私が真っ先に思い浮かべるのは、祖父母の家のリビングにある一本の大きな松の化粧柱です。
ごつごつとしていたであろう木肌は、何十年という歳月の中で家族の手に触れられ、つややかな飴色へと育っていました。子や孫の背比べの線、いたずらで付けた小さな傷、剥がしたシールの日焼け跡。
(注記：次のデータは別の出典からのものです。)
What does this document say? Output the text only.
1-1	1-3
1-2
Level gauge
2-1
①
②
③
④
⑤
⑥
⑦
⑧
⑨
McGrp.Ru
そのどれもが、家族がそこに暮らした時間を静かに物語っています。
木は、使われるほどに美しくなり、時を重ねるほどに味わいを深めていく素材なのだと思います。
そんな「暮らしの中で育つ美しさ」を感じさせてくれる、松本民芸家具のダイニングチェアをご紹介します。
暮らしの跡が、美しさになる

松本民芸家具の歴史は古く、1944年、自然豊かな長野県松本市に木製格納庫の製造会社として設立されたことから始まります。
戦後は復興住宅や建具の製造を行う“中央構材工業”として活動していましたが、同社の設立者の一人である池田三四郎氏が、日本民芸運動の提唱者・柳宗悦氏の講演に感銘を受けたことをきっかけに民芸の道へ進むことを決意。
そして1948年、松本市の優れた木工職人たちと共に民芸家具の製作を開始し、現在まで続く“松本民芸家具”が誕生しました。
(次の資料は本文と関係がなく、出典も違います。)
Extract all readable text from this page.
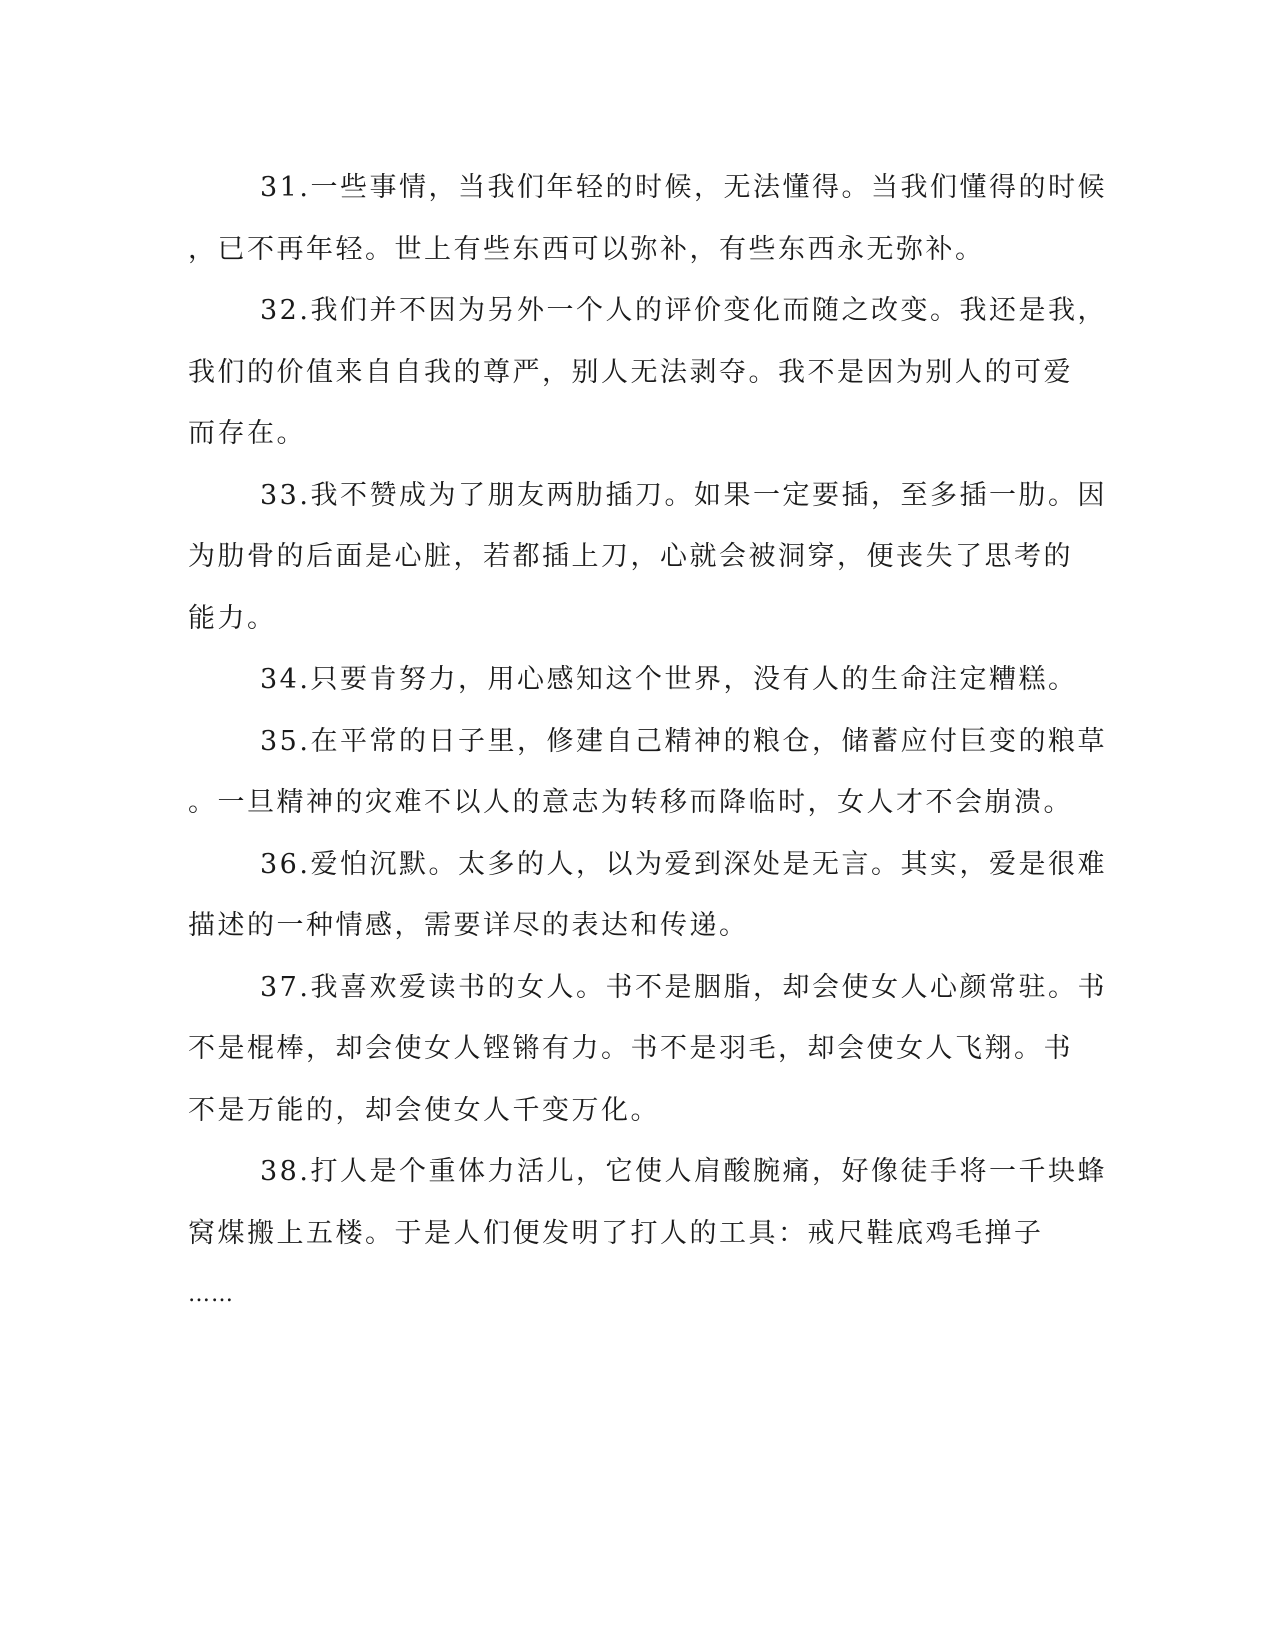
31.一些事情，当我们年轻的时候，无法懂得。当我们懂得的时候
，已不再年轻。世上有些东西可以弥补，有些东西永无弥补。

32.我们并不因为另外一个人的评价变化而随之改变。我还是我，
我们的价值来自自我的尊严，别人无法剥夺。我不是因为别人的可爱
而存在。

33.我不赞成为了朋友两肋插刀。如果一定要插，至多插一肋。因
为肋骨的后面是心脏，若都插上刀，心就会被洞穿，便丧失了思考的
能力。

34.只要肯努力，用心感知这个世界，没有人的生命注定糟糕。

35.在平常的日子里，修建自己精神的粮仓，储蓄应付巨变的粮草
。一旦精神的灾难不以人的意志为转移而降临时，女人才不会崩溃。

36.爱怕沉默。太多的人，以为爱到深处是无言。其实，爱是很难
描述的一种情感，需要详尽的表达和传递。

37.我喜欢爱读书的女人。书不是胭脂，却会使女人心颜常驻。书
不是棍棒，却会使女人铿锵有力。书不是羽毛，却会使女人飞翔。书
不是万能的，却会使女人千变万化。

38.打人是个重体力活儿，它使人肩酸腕痛，好像徒手将一千块蜂
窝煤搬上五楼。于是人们便发明了打人的工具：戒尺鞋底鸡毛掸子
……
今回ご紹介するのは、北欧家具のシンプルなデザインから着想を得て作られた「220F型 ダイニングチェア」。
松本民芸家具の誕生当時から変わらず作り続けられている一脚で、民芸家具らしい重厚感を備えながらも、軽やかで美しい佇まいが魅力です。


外側のフレームには力強い太さを持たせながら、内側には細身の曲線を描くスポークを配することで、程よい抜け感を生み出しています。クラシカルな雰囲気を持ちながらも圧迫感を与えず、さまざまな空間に自然と馴染むデザインです。
また、座面には身体の曲線に合わせた座繰り加工を施すことで、板座でありながら柔らかな座り心地を実現。長時間の使用でも身体への負担を軽減し、日々の暮らしに寄り添う椅子となっています。
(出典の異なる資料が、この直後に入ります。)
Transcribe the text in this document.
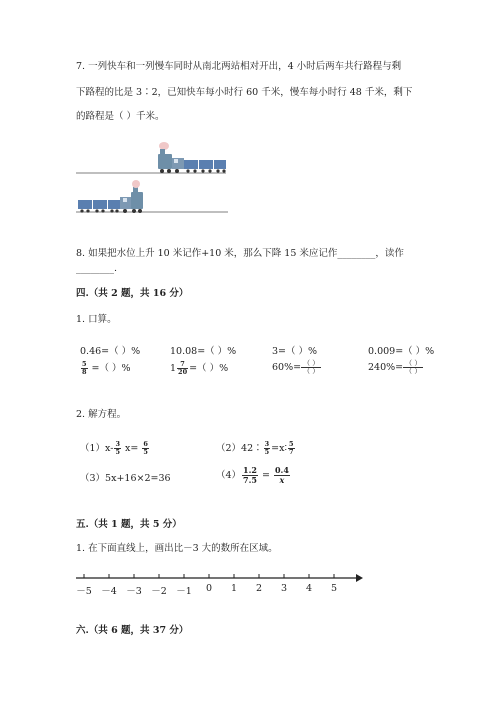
7. 一列快车和一列慢车同时从南北两站相对开出，4 小时后两车共行路程与剩
下路程的比是 3∶2，已知快车每小时行 60 千米，慢车每小时行 48 千米，剩下
的路程是（ ）千米。
8. 如果把水位上升 10 米记作+10 米，那么下降 15 米应记作________，读作
________.
四.（共 2 题，共 16 分）
1. 口算。
0.46=（ ）%	10.08=（ ）%	3=（ ）%	0.009=（ ）%
$\frac{5}{8}$ =（ ）%	$1 \frac{7}{20}$ =（ ）%	$60\%= \frac{( )}{( )}$	$240\%= \frac{( )}{( )}$
2. 解方程。
$(1)x- \frac{3}{5} x= \frac{6}{5}$	（2）42∶ $\frac{3}{5}$ =x∶ $\frac{5}{7}$
（3）5x+16×2=36	$(4) \frac{1.2}{7.5} = \frac{0.4}{x}$
五.（共 1 题，共 5 分）
1. 在下面直线上，画出比－3 大的数所在区域。
－5 －4 －3 －2 －1	0	1	2	3	4	5
六.（共 6 题，共 37 分）
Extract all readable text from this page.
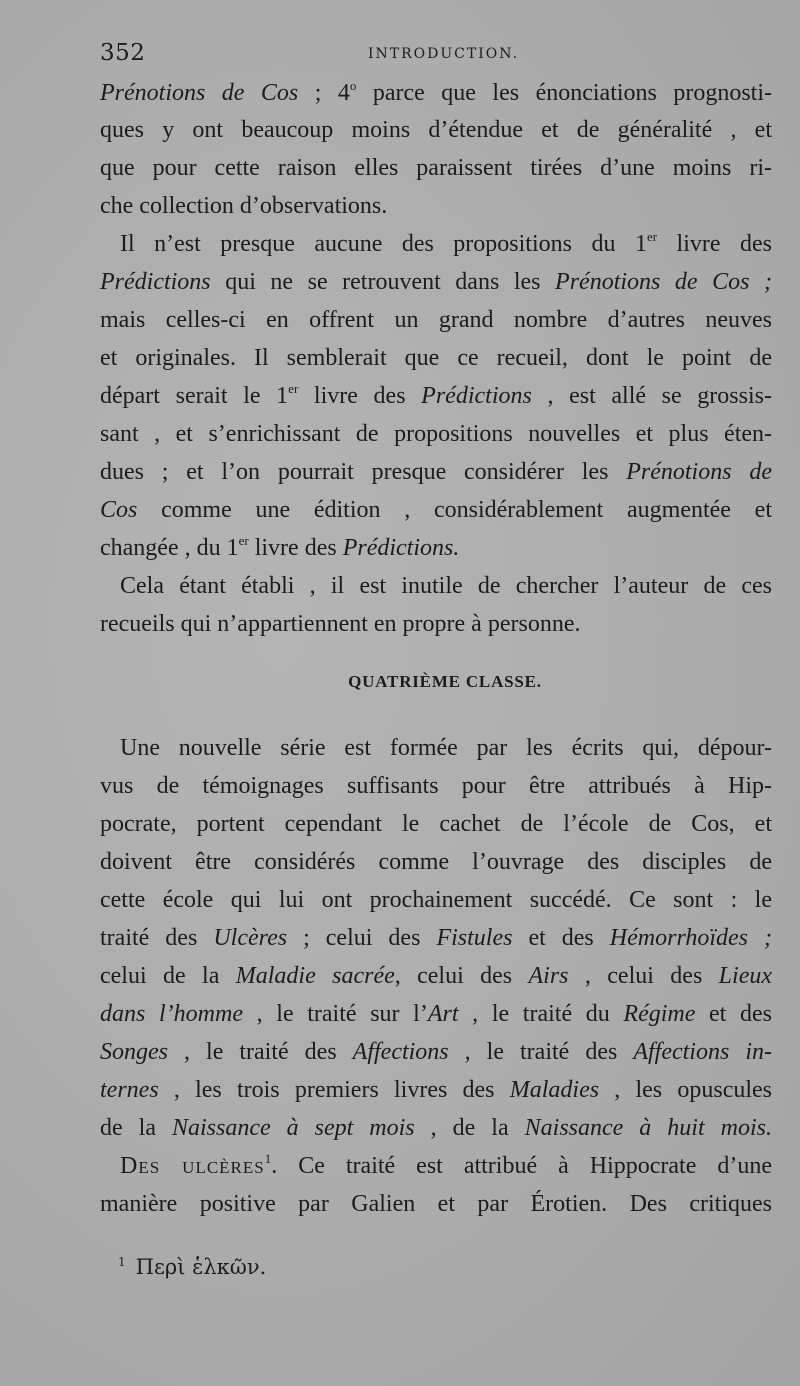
352	INTRODUCTION.
Prénotions de Cos ; 4$^o$ parce que les énonciations prognosti-
ques y ont beaucoup moins d’étendue et de généralité , et
que pour cette raison elles paraissent tirées d’une moins ri-
che collection d’observations.
Il n’est presque aucune des propositions du 1er livre des
Prédictions qui ne se retrouvent dans les Prénotions de Cos ;
mais celles-ci en offrent un grand nombre d’autres neuves
et originales. Il semblerait que ce recueil, dont le point de
départ serait le 1er livre des Prédictions , est allé se grossis-
sant , et s’enrichissant de propositions nouvelles et plus éten-
dues ; et l’on pourrait presque considérer les Prénotions de
Cos comme une édition , considérablement augmentée et
changée , du 1er livre des Prédictions.
Cela étant établi , il est inutile de chercher l’auteur de ces
recueils qui n’appartiennent en propre à personne.
QUATRIÈME CLASSE.
Une nouvelle série est formée par les écrits qui, dépour-
vus de témoignages suffisants pour être attribués à Hip-
pocrate, portent cependant le cachet de l’école de Cos, et
doivent être considérés comme l’ouvrage des disciples de
cette école qui lui ont prochainement succédé. Ce sont : le
traité des Ulcères ; celui des Fistules et des Hémorrhoïdes ;
celui de la Maladie sacrée, celui des Airs , celui des Lieux
dans l’homme , le traité sur l’Art , le traité du Régime et des
Songes , le traité des Affections , le traité des Affections in-
ternes , les trois premiers livres des Maladies , les opuscules
de la Naissance à sept mois , de la Naissance à huit mois.
Des ulcères$^1$. Ce traité est attribué à Hippocrate d’une
manière positive par Galien et par Érotien. Des critiques
$^1$ Περὶ ἑλκῶν.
材に使われているミズメザクラは、「百木の長」とも称されるほど堅牢でありながら、光沢を帯びた美しい杢目を持つ魅力的な木材。
その杢目の中に現れる「虎斑」は、木が成長する過程で養分を蓄えた部分が虎の毛皮のような模様となって現れたもの。天然木ならではの個性であり、良質な材の証でもあります。
さらに、同社独自の塗料を8回以上丁寧に塗り重ねることで、使い込むほどに杢目は深みを増し、木肌は艶やかな表情へと変化していきます。
時を重ねることで美しさを育てていく松本民芸家具は、実用の中に美を見出す日本民芸運動の「用の美」を体現する家具と言えるのではないでしょうか。


和洋折衷な佇まいのため、和室・洋室を問わず自然と馴染む一脚。ダイニングやデスクに合わせるのはもちろん、書斎やリビングに一脚置くだけでも、空間に落ち着いた存在感を与えてくれます。
他の民芸家具との組み合わせはもちろん、オーク材やローズウッド材を用いたUKアンティーク家具、近い色味を持つミッドセンチュリーやモダン家具とも相性が良く、異なる時代や文化の家具が持つ重厚な趣を調和させながら、奥行きのある空間を楽しむことができます。

使い込むほどに艶を増し、暮らしの中で人の手が加わることで、少しずつ美しさを深めていく松本民芸家具。
祖父母の家の柱に刻まれていたように、家具もまた、使う人の時間や思い出を受け止めながら、唯一無二の表情へと育っていきます。
長い歴史の中で培われた職人の熟練した技術と、厳選された木材から生まれる「220F型 ダイニングチェア」。
良いものを永く使う豊かさを感じさせてくれる、そんな一脚です。